An improved method for impervious surface mapping incorporating LiDAR data and high-resolution imagery at different acquisition times

Abstract

Impervious surface mapping incorporating high-resolution remote sensing imagery has continued to attract increasing interest, as it can provide detailed information about urban structure and distribution. Previous studies have suggested that the combination of LiDAR data and high-resolution imagery for impervious surface mapping yields better performance than the use of high-resolution imagery alone. However, due to LiDAR data's high cost of acquisition, it is difficult to obtain LiDAR data that was acquired at the same time as the high-resolution imagery in order to conduct impervious surface mapping by multi-sensor remote sensing data. Consequently, the occurrence of real landscape changes between multi-sensor remote sensing data sets with different acquisition times results in misclassification errors in impervious surface mapping. This issue has generally been neglected in previous works. Furthermore, observation differences that were generated from multi-sensor data-including the problems of misregistration, missing data in LiDAR data, and shadow in high-resolution images-also present obstacles to achieving the final mapping result in the fusion of LiDAR data and high-resolution images.
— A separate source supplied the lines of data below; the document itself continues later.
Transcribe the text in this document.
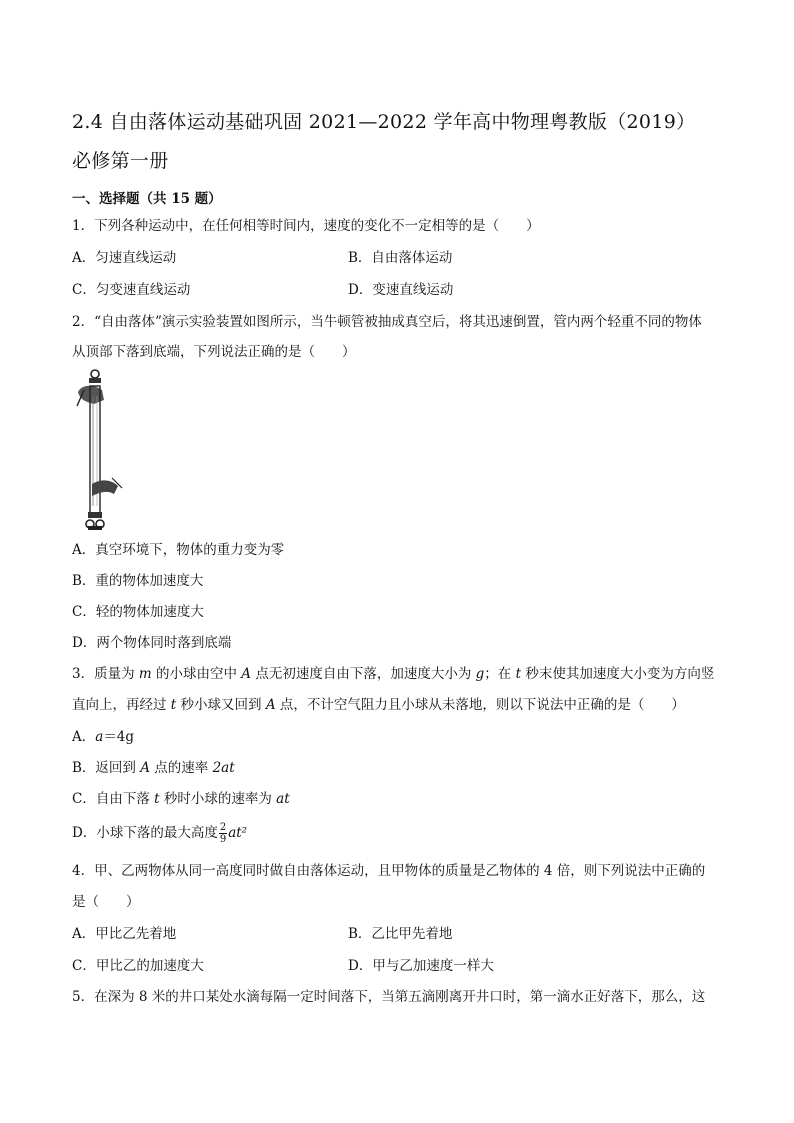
2.4 自由落体运动基础巩固 2021—2022 学年高中物理粤教版（2019）
必修第一册
一、选择题（共 15 题）
1．下列各种运动中，在任何相等时间内，速度的变化不一定相等的是（　　）
A．匀速直线运动	B．自由落体运动
C．匀变速直线运动	D．变速直线运动
2．“自由落体”演示实验装置如图所示，当牛顿管被抽成真空后，将其迅速倒置，管内两个轻重不同的物体
从顶部下落到底端，下列说法正确的是（　　）
A．真空环境下，物体的重力变为零
B．重的物体加速度大
C．轻的物体加速度大
D．两个物体同时落到底端
3．质量为 m 的小球由空中 A 点无初速度自由下落，加速度大小为 g；在 t 秒末使其加速度大小变为方向竖
直向上，再经过 t 秒小球又回到 A 点，不计空气阻力且小球从未落地，则以下说法中正确的是（　　）
A．a＝4g
B．返回到 A 点的速率 2at
C．自由下落 t 秒时小球的速率为 at
D．小球下落的最大高度 $\frac{2}{9} at^2$
4．甲、乙两物体从同一高度同时做自由落体运动，且甲物体的质量是乙物体的 4 倍，则下列说法中正确的
是（　　）
A．甲比乙先着地	B．乙比甲先着地
C．甲比乙的加速度大	D．甲与乙加速度一样大
5．在深为 8 米的井口某处水滴每隔一定时间落下，当第五滴刚离开井口时，第一滴水正好落下，那么，这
In order to resolve these issues, we propose an improved impervious surface-mapping method incorporating both LiDAR data and high-resolution imagery with different acquisition times that consider real landscape changes and observation differences. In the proposed method, multi-sensor change detection by supervised multivariate alteration detection (MAD) is employed to identify the changed areas and mis-registered areas. The no-data areas in the LiDAR data and the shadow areas in the high-resolution image are extracted via independent classification based on the corresponding single-sensor data. Finally, an object-based post-classification fusion is proposed that takes advantage of both independent classification results while using single-sensor data and the joint classification result using stacked multi-sensor data. The impervious surface map is subsequently obtained by combining the landscape classes in the accurate classification map. Experiments covering the study site in Buffalo, NY, USA demonstrate that our method can accurately detect landscape changes and unambiguously improve the performance of impervious surface mapping.